研究課題
近年、治療成績の大きな進歩を遂げた非小細胞肺癌と異なり、小細胞肺癌では約30年間にわたり治療成績の進歩がなく、抜本的な治療戦略の見直しが必要である。小細胞肺癌の治療においては抗癌剤耐性化が大きな障壁として存在しており、我々はその克服を目指した診療アプローチの確立が望ましいと考えた。そこで小細胞肺癌細胞株を用いた基礎的研究を行い、神経幹細胞マーカーであるネスチンが抗癌剤耐性化に関与している知見を見出した。さらに本研究計画を立案し、現在研究を進めている。臨床的な研究内容に関しては、前向き研究として所属施設の医学系研究倫理審査委員会の承認を本年3月に得ることができた。若干名ではあるが既に研究参加の同意を患者から得ることができたため、症例集積を開始したところである。一方、腫瘍組織のネスチン発現を免疫組織化学的に既に検討した小細胞肺癌症例のうち、組織生検時の血清が適格に保存されている症例がわずかしかないことが判明した。故に、現状では組織と血清との相関性を検討することは難しいと判断し、今後さらに症例を集積したうえで検討する方針へ変更した。ネスチン発現による耐性化誘導メカニズムの解明に関しては、DMS53小細胞肺癌細胞株の発現抑制株を樹立し、マイクロアレイによる網羅的遺伝子解析を用いて親株との比較検討を行った。その結果、このメカニズムに寄与する候補遺伝子が複数pick upされたので、個々の遺伝子の意義について検討を開始したところである。
2: おおむね順調に進展している
所属施設の医学系研究倫理審査委員会の承認を得ることに関しては、当初予測していた以上に時間がかかってしまったが、承認後の症例集積ペースは想定の範囲内で進んでいる。一方、小細胞肺癌細胞株を用いた基礎研究においても候補遺伝子のpick upまでは概ね順調に進んだと考えている。

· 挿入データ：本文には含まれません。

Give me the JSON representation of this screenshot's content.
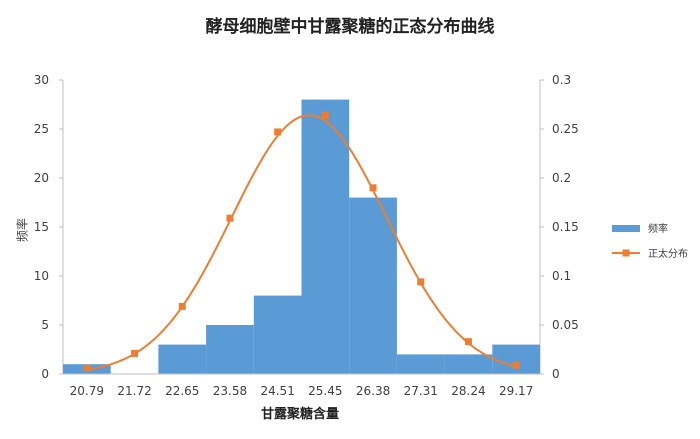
{
  "chart_data": {
    "type": "bar",
    "title": "酵母细胞壁中甘露聚糖的正态分布曲线",
    "xlabel": "甘露聚糖含量",
    "ylabel": "频率",
    "ylabel_right": "",
    "categories": [
      "20.79",
      "21.72",
      "22.65",
      "23.58",
      "24.51",
      "25.45",
      "26.38",
      "27.31",
      "28.24",
      "29.17"
    ],
    "y_ticks": [
      "0",
      "5",
      "10",
      "15",
      "20",
      "25",
      "30"
    ],
    "y2_ticks": [
      "0",
      "0.05",
      "0.1",
      "0.15",
      "0.2",
      "0.25",
      "0.3"
    ],
    "ylim": [
      0,
      30
    ],
    "y2lim": [
      0,
      0.3
    ],
    "series": [
      {
        "name": "频率",
        "type": "bar",
        "axis": "left",
        "color": "#5B9BD5",
        "values": [
          1,
          0,
          3,
          5,
          8,
          28,
          18,
          2,
          2,
          3
        ]
      },
      {
        "name": "正太分布",
        "type": "line",
        "axis": "right",
        "color": "#ED7D31",
        "values": [
          0.006,
          0.021,
          0.069,
          0.159,
          0.247,
          0.264,
          0.19,
          0.094,
          0.033,
          0.009
        ]
      }
    ],
    "legend_position": "right",
    "grid": false
  }
}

本研究における目標症例数は小細胞肺癌20例であるため、積極的にエントリーを行い可及的早期に症例集積を終了したい。そのうえで速やかに解析へ移行する方針である。細胞実験に関しては、ネスチンによる抗癌剤耐性化の関連シグナルを効率よく同定し、分子生物学的解析へ進める方針である。
細胞実験データの解析が若干遅れたため、実験関連物品の発注が遅れてしまったことが主因である。予定していた研究内容は次年度に合わせて行う方針である。